Não é só da amizade de Pier Paolo Pasolini com o padre Giovanni Rossi – fundador da associação Pro Civitate Christiana – que deriva e nasceu O Evangelho segundo São Mateus, mas também de São João XXIII. Ou, melhor: de um encontro fracassado de Pasolini com ele, o Papa Roncalli.

A reportagem é de Domenico Agasso Jr., publicada no sítio Vatican Insider, 30-08-2014. A tradução é de Moisés Sbardelotto.

O relato é do cardeal Loris Francesco Capovilla – ex-secretário de João XXIII – em uma entrevista em vídeo realizada pelo Mons. Dario Edoardo Viganò, diretor do Centro Televisivo Vaticano, que foi exibida nesse domingo durante um congresso dedicado ao 50º aniversário da célebre obra do artista de Casarsa pela Mostra Internacional do Cinema de Veneza.  

Pasolini tinha uma admiração tão grande por João XXIII que lhe dedicou o filme à sua memória, mas, no dia 4 de outubro de 1962, preferiu não encontrá-lo. Eis como ocorreram os fatos.

Naquele dia, ele estava em Assis, como convidado da Cidadela, por ocasião de um debate sobre cinema. Ele deveria falar sobre o roteiro e as filmagens do seu Accattone, mas, à tarde, espalhou-se o boato de que o pontífice, em visita a Loreto, decidira de surpresa concluir o seu dia justamente ali, em Assis. Logo, as ruas se encheram de pessoas, e o congresso foi suspenso para permitir que todos pudessem prestar homenagem ao Papa Roncalli.

O padre Rossi e os outros sacerdotes perguntaram a Pasolini se ele queria se juntar a eles, mas ele recusou o convite e passou a tarde na sala que lhe havia sido disponibilizada pela associação da Umbria, lendo o primeiro livro que caiu em suas mãos: era o Evangelho segundo Mateus. Em cada sala da Cidadela havia uma edição dos Evangelhos, que começa justamente com o texto de Levi, o cobrador de impostos que se tornou seguidor de Jesus.
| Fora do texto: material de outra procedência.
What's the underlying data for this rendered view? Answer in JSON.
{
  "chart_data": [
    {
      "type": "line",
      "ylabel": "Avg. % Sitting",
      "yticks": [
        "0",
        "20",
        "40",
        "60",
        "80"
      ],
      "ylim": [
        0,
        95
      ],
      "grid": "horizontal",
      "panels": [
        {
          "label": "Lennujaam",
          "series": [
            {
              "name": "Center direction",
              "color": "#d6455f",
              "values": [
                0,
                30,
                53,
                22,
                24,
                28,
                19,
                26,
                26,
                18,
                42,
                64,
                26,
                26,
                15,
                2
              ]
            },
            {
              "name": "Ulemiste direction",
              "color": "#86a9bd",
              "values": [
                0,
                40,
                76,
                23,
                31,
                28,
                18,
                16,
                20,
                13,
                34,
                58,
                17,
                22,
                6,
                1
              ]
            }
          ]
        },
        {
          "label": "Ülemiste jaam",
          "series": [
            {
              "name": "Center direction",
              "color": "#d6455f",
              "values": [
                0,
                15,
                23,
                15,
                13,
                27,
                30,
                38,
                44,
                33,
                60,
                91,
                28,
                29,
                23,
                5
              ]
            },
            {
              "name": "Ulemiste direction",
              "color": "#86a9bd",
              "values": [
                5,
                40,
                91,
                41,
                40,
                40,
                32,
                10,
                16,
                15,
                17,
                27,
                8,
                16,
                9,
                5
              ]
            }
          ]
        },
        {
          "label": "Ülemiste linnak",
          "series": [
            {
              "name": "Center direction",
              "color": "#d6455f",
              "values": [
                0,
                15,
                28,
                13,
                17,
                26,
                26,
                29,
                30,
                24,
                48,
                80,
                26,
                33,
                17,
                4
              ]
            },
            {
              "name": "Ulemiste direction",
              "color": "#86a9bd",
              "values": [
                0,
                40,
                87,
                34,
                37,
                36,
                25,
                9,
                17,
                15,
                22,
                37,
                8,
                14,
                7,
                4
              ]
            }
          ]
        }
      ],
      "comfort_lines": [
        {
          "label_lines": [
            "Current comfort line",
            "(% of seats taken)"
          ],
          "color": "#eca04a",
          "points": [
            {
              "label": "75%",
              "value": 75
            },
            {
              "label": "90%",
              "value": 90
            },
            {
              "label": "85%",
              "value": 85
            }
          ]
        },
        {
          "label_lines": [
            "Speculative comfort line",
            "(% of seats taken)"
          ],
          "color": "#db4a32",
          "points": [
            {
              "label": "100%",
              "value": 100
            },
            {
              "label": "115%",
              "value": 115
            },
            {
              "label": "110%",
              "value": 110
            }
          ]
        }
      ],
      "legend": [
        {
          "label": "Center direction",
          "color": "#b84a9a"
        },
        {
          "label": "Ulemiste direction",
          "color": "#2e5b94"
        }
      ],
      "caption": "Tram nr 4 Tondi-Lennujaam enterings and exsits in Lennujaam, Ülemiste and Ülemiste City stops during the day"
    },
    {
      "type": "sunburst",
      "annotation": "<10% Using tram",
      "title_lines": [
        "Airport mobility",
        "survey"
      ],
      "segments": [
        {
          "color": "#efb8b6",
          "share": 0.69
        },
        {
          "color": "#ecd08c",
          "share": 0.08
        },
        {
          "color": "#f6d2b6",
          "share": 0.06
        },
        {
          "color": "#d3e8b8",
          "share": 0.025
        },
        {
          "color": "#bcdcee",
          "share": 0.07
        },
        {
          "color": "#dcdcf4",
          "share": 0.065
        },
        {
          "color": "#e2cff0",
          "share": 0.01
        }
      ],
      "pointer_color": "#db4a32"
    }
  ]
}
O padre Rossi e os outros padres voltaram no fim da noite. "Pier Paolo, espero que lhe agrade saber: quando o papa nos deu a sua bênção, pensamos em você", disse o padre Rossi ao retornar para a sede, depois do jantar.

"Obrigado. Na realidade, hoje, eu também pensei em vocês", respondeu Pasolini. "Vou fazer um filme sobre o Evangelho de Mateus. Decidi isso depois de ler, deitado na cama, o livrinho que eu encontrei na mesa de cabeceira. Mas vocês vão ter que me ajudar, eu não sou um crente. E também sou marxista", respondeu o poeta de Casarsa.

Capovilla explicou que não se tratava de uma frase de circunstância, mas de um pedido sincero: "Pasolini disse ao padre Andrea Carraro: 'Não quero fazer nada que possa ofender a fé de vocês', e por isso foi à Terra Santa".

"Ele aceitou – acrescenta Capovilla – todas as observações e os conselhos dos biblistas que ele tinha consultado."